Signed-off-by: Jiajie Chen <c@jia.je>
Co-developed-by: Richard Henderson <richard.henderson@linaro.org>
---
target/loongarch/cpu.h | 1 +
target/loongarch/disas.c | 4 ++++
target/loongarch/insns.decode | 5 ++++
.../tcg/insn_trans/trans_atomic.c.inc | 24 ++++++++++++++-----
target/loongarch/translate.h | 3 +++
5 files changed, 31 insertions(+), 6 deletions(-)
diff --git a/target/loongarch/cpu.h b/target/loongarch/cpu.h
index 740e474d79..5cab02ad6f 100644
--- a/target/loongarch/cpu.h
+++ b/target/loongarch/cpu.h
@@ -141,6 +141,7 @@ FIELD(CPUCFG2, HPTW, 24, 1)

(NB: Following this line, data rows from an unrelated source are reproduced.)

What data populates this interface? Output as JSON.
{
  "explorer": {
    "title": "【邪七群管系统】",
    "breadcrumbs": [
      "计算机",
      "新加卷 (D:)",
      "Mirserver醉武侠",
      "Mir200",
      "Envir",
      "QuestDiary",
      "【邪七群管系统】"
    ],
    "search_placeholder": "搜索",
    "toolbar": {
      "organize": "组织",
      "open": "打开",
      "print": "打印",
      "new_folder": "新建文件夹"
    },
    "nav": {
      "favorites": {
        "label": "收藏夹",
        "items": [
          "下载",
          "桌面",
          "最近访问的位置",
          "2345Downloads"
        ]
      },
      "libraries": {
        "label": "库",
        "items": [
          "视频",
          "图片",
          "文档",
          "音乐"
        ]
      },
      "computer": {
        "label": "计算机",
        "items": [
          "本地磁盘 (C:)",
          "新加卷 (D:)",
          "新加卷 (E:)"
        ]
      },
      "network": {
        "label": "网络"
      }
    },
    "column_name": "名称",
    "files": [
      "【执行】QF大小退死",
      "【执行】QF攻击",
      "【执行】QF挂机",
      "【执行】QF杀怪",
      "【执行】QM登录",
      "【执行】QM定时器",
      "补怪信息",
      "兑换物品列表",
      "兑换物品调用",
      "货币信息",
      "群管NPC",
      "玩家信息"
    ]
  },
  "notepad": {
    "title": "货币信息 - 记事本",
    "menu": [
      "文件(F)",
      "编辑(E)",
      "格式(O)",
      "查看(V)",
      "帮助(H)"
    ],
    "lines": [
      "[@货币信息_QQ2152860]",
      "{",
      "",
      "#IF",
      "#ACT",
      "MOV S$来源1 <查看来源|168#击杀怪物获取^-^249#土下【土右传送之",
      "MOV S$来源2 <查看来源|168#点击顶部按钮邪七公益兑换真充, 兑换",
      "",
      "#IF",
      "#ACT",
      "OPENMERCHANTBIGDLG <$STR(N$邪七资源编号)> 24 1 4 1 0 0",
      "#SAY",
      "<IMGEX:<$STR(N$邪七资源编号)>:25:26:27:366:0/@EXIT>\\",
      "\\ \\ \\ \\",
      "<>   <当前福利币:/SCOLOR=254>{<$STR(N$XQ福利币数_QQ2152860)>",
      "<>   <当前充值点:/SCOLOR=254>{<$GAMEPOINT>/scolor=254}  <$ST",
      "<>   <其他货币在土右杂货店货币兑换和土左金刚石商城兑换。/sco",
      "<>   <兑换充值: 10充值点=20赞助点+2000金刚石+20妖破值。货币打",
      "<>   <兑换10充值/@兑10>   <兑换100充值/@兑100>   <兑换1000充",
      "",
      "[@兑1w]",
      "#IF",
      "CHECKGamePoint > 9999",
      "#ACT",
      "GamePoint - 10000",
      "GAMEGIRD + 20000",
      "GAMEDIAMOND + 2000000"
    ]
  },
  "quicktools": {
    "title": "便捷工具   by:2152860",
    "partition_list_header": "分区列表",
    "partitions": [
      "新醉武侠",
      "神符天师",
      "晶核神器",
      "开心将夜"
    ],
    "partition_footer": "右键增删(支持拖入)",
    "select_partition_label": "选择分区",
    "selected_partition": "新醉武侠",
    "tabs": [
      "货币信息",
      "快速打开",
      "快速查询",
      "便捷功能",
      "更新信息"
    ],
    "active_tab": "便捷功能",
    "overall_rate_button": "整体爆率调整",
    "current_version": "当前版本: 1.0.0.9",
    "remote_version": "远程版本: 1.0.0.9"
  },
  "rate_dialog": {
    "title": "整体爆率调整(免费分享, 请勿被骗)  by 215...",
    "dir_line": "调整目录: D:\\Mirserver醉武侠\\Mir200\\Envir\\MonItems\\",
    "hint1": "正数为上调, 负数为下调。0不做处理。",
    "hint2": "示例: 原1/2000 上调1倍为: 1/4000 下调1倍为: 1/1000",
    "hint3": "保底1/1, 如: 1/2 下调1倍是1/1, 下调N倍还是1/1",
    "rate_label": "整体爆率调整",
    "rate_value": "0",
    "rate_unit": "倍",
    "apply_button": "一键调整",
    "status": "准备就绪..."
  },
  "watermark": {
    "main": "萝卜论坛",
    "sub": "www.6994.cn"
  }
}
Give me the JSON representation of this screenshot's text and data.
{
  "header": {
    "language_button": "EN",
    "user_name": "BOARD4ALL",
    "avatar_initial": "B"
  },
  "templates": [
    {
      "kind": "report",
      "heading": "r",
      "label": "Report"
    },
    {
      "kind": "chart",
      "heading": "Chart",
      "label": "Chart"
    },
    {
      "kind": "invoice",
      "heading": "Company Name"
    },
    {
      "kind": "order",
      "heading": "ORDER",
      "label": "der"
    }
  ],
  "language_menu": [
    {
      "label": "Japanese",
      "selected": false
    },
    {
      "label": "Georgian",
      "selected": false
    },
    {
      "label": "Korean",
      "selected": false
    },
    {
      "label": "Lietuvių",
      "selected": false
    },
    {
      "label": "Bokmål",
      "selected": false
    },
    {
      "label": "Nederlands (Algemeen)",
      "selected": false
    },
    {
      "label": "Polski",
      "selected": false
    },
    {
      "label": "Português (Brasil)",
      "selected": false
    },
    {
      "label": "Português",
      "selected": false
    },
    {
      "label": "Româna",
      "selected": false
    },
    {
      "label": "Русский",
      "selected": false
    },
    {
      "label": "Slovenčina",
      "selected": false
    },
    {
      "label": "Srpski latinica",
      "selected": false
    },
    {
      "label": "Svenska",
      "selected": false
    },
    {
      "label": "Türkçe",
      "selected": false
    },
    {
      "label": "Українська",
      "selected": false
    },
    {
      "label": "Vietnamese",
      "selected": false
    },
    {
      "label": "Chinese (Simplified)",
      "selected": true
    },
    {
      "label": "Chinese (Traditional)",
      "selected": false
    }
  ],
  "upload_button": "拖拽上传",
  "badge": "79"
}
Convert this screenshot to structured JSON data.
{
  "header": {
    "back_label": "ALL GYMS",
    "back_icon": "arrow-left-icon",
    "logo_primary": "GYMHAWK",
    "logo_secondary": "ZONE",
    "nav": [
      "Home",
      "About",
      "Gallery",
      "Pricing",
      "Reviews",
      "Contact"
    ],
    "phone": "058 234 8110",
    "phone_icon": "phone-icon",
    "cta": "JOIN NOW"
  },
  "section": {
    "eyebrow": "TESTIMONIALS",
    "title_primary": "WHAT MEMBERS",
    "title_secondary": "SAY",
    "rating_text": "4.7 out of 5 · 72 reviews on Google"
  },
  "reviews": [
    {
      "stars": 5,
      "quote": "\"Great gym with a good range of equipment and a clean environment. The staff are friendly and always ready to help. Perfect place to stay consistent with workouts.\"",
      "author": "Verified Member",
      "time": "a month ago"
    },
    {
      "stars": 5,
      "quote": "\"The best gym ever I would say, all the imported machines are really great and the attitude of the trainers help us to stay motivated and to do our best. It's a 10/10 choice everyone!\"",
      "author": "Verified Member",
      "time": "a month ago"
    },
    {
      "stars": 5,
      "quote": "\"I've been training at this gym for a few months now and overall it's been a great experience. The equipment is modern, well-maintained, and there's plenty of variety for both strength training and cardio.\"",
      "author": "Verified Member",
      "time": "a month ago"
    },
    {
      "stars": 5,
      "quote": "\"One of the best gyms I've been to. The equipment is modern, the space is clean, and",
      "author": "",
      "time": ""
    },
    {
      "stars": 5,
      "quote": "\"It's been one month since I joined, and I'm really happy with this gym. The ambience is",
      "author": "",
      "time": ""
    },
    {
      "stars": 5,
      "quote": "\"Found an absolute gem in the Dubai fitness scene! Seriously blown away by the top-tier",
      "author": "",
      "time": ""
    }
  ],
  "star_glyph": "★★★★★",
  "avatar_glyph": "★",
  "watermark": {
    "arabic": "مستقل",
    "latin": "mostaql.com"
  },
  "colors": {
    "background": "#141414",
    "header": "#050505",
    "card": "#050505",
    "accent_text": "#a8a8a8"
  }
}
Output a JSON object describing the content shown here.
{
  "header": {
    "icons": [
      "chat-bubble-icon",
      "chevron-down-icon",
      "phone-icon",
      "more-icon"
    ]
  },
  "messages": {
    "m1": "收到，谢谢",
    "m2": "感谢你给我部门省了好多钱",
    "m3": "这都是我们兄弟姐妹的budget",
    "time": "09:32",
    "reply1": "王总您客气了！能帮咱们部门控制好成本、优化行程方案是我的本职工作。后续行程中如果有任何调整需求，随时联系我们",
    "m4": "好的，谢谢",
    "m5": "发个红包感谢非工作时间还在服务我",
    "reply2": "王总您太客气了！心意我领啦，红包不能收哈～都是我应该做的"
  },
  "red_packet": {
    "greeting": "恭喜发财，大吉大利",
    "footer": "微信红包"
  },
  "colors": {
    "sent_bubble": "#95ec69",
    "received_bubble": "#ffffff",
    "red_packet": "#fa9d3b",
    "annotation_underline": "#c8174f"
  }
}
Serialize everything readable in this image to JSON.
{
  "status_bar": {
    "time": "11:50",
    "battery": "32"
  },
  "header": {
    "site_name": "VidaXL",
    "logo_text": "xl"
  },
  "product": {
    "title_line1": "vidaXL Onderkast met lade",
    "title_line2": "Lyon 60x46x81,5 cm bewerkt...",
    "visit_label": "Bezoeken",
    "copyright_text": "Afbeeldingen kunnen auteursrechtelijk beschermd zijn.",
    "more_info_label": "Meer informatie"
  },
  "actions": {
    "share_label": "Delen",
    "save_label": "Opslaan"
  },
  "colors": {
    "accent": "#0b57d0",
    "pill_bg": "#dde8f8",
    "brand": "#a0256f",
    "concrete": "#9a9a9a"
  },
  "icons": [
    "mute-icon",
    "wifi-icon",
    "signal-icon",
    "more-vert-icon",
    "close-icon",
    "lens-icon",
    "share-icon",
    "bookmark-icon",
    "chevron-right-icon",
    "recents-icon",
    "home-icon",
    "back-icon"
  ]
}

FIELD(CPUCFG2, FRECIPE, 25, 1)
FIELD(CPUCFG2, LAM_BH, 27, 1)
FIELD(CPUCFG2, LAMCAS, 28, 1)
+FIELD(CPUCFG2, LLACQ_SCREL, 29, 1)
/* cpucfg[3] bits */
FIELD(CPUCFG3, CCDMA, 0, 1)
diff --git a/target/loongarch/disas.c b/target/loongarch/disas.c
index e5e1b37ce0..3164fade9b 100644
--- a/target/loongarch/disas.c
+++ b/target/loongarch/disas.c
@@ -584,6 +584,10 @@ INSN(fldx_s, frr)
INSN(fldx_d, frr)
INSN(fstx_s, frr)
INSN(fstx_d, frr)
+INSN(llacq_w, rr_i)
+INSN(screl_w, rr_i)
+INSN(llacq_d, rr_i)
+INSN(screl_d, rr_i)
INSN(amcas_b, rrr)
INSN(amcas_h, rrr)
INSN(amcas_w, rrr)
diff --git a/target/loongarch/insns.decode b/target/loongarch/insns.decode
index 92078f0f9f..7898f5f719 100644
--- a/target/loongarch/insns.decode
+++ b/target/loongarch/insns.decode
@@ -69,6 +69,7 @@
@rr_i14s2 .... .... .............. rj:5 rd:5 &rr_i imm=%i14s2
@rr_i16 .... .. imm:s16 rj:5 rd:5 &rr_i
@rr_i16s2 .... .. ................ rj:5 rd:5 &rr_i imm=%offs16
+@rr_i0 .... .. ................ rj:5 rd:5 &rr_i imm=0
@hint_r_i12 .... ...... imm:s12 rj:5 hint:5 &hint_r_i
@hint_rr .... ........ ..... rk:5 rj:5 hint:5 &hint_rr
@rrr_sa2p1 .... ........ ... .. rk:5 rj:5 rd:5 &rrr_sa sa=%sa2p1
@@ -261,6 +262,10 @@ ll_w 0010 0000 .............. ..... ..... @rr_i14s2
sc_w 0010 0001 .............. ..... ..... @rr_i14s2
ll_d 0010 0010 .............. ..... ..... @rr_i14s2
sc_d 0010 0011 .............. ..... ..... @rr_i14s2
+llacq_w 0011 10000101 01111 00000 ..... ..... @rr_i0
+screl_w 0011 10000101 01111 00001 ..... ..... @rr_i0
+llacq_d 0011 10000101 01111 00010 ..... ..... @rr_i0
+screl_d 0011 10000101 01111 00011 ..... ..... @rr_i0
amcas_b 0011 10000101 10000 ..... ..... ..... @rrr
amcas_h 0011 10000101 10001 ..... ..... ..... @rrr
amcas_w 0011 10000101 10010 ..... ..... ..... @rrr
diff --git a/target/loongarch/tcg/insn_trans/trans_atomic.c.inc b/target/loongarch/tcg/insn_trans/trans_atomic.c.inc
index 1b2673b82d..c9a6dcfdeb 100644
--- a/target/loongarch/tcg/insn_trans/trans_atomic.c.inc
+++ b/target/loongarch/tcg/insn_trans/trans_atomic.c.inc
@@ -3,7 +3,7 @@
* Copyright (c) 2021 Loongson Technology Corporation Limited
*/
-static bool gen_ll(DisasContext *ctx, arg_rr_i *a, MemOp mop)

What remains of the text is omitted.